Charles Picqué: "Un seul mot pour un drame historique centenaire: génocide"

Charles Picqué: "Un seul mot pour un drame historique centenaire: génocide"
Charles Picqué: "Un seul mot pour un drame historique centenaire: génocide" - © JASPER JACOBS - BELGA

Le président du parlement bruxellois Charles Picqué est revenu samedi sur la commémoration du génocide arménien au sein de l'assemblée bruxelloise il y a une semaine pour déplorer en termes à peine voilés, la difficulté qu'il a eue à gérer la situation liée à l'attitude de certains élus qu'il n'a pas cités. Il a également lancé un appel à la mise en oeuvre "intégrale et loyale" du "nouveau fédéralisme belge" issue de la sixième réforme de l'Etat.

"C'est la première fois que je m'adresse à vous en tant que président du parlement bruxellois. Après de nombreuses années au sein de différents exécutifs, c'est une nouveauté et un plaisir. Notez que ce ne l'est pas toujours, notamment quand il a fallu gérer la situation que nous avons vécue dans l'hémicycle et sur les réseaux sociaux autour de la commémoration du génocide arménien", a déclaré Charles Picqué.
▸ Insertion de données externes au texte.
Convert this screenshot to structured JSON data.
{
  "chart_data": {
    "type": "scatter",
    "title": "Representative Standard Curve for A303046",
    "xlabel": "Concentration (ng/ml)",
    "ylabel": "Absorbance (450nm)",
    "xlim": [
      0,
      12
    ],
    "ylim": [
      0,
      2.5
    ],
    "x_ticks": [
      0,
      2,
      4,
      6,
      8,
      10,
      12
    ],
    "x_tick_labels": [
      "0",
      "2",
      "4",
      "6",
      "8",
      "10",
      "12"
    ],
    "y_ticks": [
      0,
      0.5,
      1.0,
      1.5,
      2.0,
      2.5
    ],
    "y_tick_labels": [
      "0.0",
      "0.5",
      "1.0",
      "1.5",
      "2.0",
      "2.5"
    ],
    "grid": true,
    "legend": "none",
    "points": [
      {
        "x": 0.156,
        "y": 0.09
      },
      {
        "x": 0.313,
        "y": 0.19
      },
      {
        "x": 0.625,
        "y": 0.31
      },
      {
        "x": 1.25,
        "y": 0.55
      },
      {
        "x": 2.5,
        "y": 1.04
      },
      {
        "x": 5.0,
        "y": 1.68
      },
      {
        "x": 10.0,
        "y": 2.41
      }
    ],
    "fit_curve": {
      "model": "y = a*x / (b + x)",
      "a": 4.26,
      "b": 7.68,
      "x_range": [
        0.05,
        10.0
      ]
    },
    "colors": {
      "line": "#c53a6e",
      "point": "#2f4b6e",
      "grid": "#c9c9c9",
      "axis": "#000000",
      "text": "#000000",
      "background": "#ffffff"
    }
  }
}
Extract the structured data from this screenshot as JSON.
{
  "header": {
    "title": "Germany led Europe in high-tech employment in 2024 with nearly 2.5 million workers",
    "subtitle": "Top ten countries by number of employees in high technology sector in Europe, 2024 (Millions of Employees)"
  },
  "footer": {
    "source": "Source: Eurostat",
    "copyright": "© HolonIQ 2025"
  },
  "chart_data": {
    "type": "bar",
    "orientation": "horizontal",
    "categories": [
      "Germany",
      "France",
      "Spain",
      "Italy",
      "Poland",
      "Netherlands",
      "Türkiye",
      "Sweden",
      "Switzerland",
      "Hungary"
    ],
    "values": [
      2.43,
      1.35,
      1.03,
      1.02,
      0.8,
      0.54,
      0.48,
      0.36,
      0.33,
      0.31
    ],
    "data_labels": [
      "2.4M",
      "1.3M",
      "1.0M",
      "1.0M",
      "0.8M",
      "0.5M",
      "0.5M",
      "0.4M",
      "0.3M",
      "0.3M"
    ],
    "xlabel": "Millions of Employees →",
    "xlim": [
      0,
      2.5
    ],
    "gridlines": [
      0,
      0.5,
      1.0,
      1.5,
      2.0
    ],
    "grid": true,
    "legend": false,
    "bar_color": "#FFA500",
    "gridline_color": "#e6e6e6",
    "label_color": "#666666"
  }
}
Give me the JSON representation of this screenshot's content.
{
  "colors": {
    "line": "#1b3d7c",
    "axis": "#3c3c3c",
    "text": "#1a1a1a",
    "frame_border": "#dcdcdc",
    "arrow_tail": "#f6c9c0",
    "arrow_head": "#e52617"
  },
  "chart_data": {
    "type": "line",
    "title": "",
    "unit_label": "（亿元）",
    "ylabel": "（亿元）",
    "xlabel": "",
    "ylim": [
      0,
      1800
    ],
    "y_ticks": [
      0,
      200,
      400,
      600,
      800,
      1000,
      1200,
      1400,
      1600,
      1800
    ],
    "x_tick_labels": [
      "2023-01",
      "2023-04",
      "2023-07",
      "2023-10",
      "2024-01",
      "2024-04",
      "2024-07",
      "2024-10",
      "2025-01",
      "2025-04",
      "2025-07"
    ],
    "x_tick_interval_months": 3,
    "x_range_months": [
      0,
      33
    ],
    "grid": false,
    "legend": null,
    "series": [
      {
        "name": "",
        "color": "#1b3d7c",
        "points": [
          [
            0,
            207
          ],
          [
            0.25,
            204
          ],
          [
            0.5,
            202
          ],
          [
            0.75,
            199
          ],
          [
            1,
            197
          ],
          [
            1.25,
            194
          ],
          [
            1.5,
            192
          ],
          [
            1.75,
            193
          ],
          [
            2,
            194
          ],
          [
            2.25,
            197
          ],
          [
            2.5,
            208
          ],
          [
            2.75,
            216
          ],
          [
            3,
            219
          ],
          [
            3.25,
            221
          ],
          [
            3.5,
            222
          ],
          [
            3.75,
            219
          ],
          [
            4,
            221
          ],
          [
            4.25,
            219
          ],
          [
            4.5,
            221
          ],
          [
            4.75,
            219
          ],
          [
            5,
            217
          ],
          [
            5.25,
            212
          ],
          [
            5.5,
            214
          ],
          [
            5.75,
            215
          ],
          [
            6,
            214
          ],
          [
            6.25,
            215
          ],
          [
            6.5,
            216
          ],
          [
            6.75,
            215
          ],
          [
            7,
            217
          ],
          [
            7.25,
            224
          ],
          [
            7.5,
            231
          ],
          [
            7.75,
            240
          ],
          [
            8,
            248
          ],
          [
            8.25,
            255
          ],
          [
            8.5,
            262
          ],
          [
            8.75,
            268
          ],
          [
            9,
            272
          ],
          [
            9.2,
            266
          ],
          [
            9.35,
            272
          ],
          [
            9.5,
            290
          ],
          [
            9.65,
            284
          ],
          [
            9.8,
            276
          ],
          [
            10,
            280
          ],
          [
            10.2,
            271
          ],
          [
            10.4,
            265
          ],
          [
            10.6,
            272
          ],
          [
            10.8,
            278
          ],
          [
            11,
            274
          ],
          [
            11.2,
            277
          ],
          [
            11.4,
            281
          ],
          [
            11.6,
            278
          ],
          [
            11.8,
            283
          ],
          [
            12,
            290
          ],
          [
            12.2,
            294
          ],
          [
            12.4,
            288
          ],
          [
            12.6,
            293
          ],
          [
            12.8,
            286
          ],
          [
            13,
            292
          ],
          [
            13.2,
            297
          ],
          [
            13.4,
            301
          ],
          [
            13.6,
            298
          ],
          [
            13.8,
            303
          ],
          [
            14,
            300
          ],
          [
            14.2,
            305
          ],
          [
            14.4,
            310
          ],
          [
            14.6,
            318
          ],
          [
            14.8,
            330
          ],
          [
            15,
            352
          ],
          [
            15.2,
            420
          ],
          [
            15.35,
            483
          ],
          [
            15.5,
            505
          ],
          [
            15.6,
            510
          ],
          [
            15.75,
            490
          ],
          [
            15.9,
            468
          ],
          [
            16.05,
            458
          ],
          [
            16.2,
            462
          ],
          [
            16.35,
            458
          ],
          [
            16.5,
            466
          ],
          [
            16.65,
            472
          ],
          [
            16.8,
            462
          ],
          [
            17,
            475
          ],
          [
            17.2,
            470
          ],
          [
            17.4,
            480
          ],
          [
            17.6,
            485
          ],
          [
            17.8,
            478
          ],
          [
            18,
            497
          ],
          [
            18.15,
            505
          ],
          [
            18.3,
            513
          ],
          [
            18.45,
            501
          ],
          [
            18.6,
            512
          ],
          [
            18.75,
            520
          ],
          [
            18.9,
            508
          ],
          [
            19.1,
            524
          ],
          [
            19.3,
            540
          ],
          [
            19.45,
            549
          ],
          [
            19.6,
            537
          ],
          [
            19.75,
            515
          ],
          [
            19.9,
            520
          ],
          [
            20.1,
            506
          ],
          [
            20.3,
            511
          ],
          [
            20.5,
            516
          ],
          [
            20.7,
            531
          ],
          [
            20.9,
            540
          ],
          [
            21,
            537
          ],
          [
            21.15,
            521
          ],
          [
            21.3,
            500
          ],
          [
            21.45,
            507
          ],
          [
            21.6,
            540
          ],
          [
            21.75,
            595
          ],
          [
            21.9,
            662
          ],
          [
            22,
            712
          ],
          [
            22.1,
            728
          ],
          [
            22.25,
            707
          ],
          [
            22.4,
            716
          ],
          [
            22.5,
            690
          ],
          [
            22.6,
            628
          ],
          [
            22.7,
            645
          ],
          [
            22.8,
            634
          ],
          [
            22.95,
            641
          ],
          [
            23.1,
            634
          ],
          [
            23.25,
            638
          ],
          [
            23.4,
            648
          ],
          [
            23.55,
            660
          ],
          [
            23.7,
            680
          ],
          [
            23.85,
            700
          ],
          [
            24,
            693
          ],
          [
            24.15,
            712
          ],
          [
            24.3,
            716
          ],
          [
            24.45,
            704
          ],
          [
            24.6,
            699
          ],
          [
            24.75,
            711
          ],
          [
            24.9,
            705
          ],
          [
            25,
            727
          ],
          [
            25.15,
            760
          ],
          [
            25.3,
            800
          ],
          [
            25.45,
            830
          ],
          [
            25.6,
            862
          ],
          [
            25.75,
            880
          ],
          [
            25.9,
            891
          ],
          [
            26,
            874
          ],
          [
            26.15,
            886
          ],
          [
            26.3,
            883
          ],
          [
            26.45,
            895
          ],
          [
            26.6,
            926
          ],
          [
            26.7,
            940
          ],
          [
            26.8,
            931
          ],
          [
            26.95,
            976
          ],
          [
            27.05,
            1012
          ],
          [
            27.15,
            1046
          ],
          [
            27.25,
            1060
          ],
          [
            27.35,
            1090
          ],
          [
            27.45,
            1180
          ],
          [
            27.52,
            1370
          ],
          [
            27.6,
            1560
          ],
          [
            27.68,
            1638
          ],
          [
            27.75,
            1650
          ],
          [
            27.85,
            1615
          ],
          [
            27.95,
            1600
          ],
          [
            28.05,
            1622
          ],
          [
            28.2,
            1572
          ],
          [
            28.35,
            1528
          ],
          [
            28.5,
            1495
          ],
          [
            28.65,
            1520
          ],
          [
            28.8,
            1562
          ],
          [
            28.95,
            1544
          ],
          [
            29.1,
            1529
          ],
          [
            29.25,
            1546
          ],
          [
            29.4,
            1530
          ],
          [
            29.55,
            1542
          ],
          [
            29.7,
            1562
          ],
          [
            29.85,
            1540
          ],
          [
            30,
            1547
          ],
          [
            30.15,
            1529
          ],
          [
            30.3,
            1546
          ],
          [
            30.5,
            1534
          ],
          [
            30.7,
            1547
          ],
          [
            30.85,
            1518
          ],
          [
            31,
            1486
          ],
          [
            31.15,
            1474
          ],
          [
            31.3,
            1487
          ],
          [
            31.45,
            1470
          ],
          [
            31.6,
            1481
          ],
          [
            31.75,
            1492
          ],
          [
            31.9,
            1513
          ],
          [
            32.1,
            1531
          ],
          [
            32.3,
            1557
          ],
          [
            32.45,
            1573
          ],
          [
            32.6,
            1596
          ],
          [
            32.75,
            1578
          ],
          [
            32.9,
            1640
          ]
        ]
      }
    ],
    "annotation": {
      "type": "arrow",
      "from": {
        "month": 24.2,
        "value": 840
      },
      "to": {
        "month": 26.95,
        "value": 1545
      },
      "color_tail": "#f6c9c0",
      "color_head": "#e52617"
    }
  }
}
Celui-ci s'exprimait à l'occasion de la séance académique d'ouverture de la fête de l'Iris, devant un parterre de personnalités parmi lesquelles le Premier ministre Charles Michel, le ministre président wallon Paul Magnette, les présidents des parlements de la fédération Wallonie-Bruxelles Philippe Courard, et flamand Jan Peumans, mais aussi plusieurs ministres de la fédération (e.a. Joëlle Milquet et Rachid Madrane), le président du PS Elio Di Rupo, et le gouvernement bruxellois au grand complet.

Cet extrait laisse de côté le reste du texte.